How retailers are leading the digital drive

How retailers are leading the digital drive

Duncan Gooding, Chief Operating Officer

Duncan Gooding, Chief Operating Officer

Connectivity for the retail sector

There are perhaps few sectors where having a strong digital presence is as important as the retail sector. Every year, the amount of money that is spent online grows, and consumers continually show greater comfort with offerings such as mobile shopping.

In fact, figures from the Interactive Media in Retail Group show that between January and August this year, British consumers spent some £80 billion online, up from £69.6 billion for the same period in 2015.

Therefore, having reliable connectivity is clearly a must-have for any retail business that wants to keep growing. But this is not just about online shopping. It's about keeping entire supply chains connected and being able to speak directly to customers through any channel - online or offline.

 

Connecting with customers

Retail has always been a sector quick to embrace the possibilities of digital for connecting with customers – after all, ecommerce has been around almost as long as the internet - but today's consumers expect a higher level of service and personalisation than ever before.

What this means for connectivity is that retailers need to provide a highly-reliable, 24/7 service across all their digital channels. This means providing as reliable a service on mobile and tablet as customers would expect on a desktop or laptop.

It also needs to extend into the contact centre. Whether customers are getting in touch via phone, email or social media, retailers need the right tools to respond in kind without delay, backed up by a fast network.

 

Coping with spikes in demand

One of the biggest challenges for multichannel retailers is keeping a consistent service during periods of high demand. Special time-limited promotions or recent events like Cyber Monday and Black Friday are now an essential part of retailers' strategies, and needs to be backed up by robust infrastructure.

If a business' servers can't cope with high volumes of incoming traffic, it stands to miss out on huge amounts of potential income, as customers get frustrated with slow performance and turn elsewhere. To cope with this, many companies are turning to tools such as cloud computing and hosted solutions, which can scale up on demand to give businesses the capacity they need.
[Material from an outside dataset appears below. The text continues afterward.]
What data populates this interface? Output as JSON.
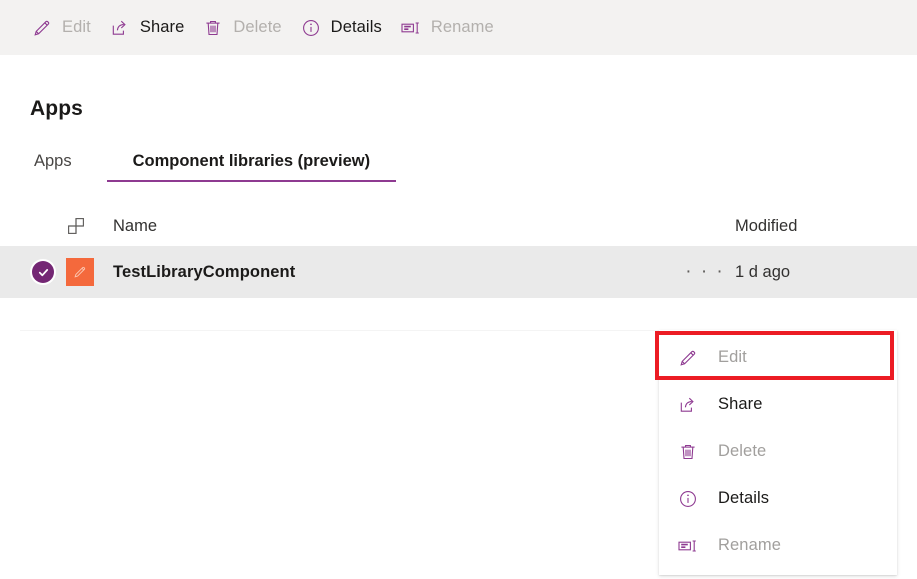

This is about more than just ensuring a company’s online ordering solutions are up and running. It also helps retailers manage issues such as returns, complaints and other queries that customers may have during these busy periods.

Managing a multi-site environment

Of course, strong connectivity is not just valuable for the online space. Retailers with a high street presence also need an effective network in order to ensure that every location within their business can keep in touch   with the wider organisation.

This can mean being able to communicate the latest products and offers around the company instantly, or keeping track of inventory and supply chain in real-time. Even basic administrative tasks such as filing sales reports is made much easier when backed up by a reliable, high-speed network.

What's more, having reliable internet connectivity can allow large retailers to more effectively use tools such as videoconferencing to keep store managers up-to-date and conduct company-wide training sessions, for example.

The trend of retailers blurring the line between the online and in-store shopping experiences is expected to continue further in 2017 and beyond. Over the past year brands have been working hard to combine the two, for example John Lewis offers free Wi-Fi to help consumers check prices and read product reviews while they browse – the first UK department store to do so.

Artificial intelligence and chatbots are also likely to play a key role in retail in the coming year. Over in the US, department store Macy’s is trialling a mobile companion app, which shoppers can use to get answers to questions such as where fitting rooms are located or where a particular brand can be found in store. If it proves successful, similar offerings from other retailers could be just around the corner.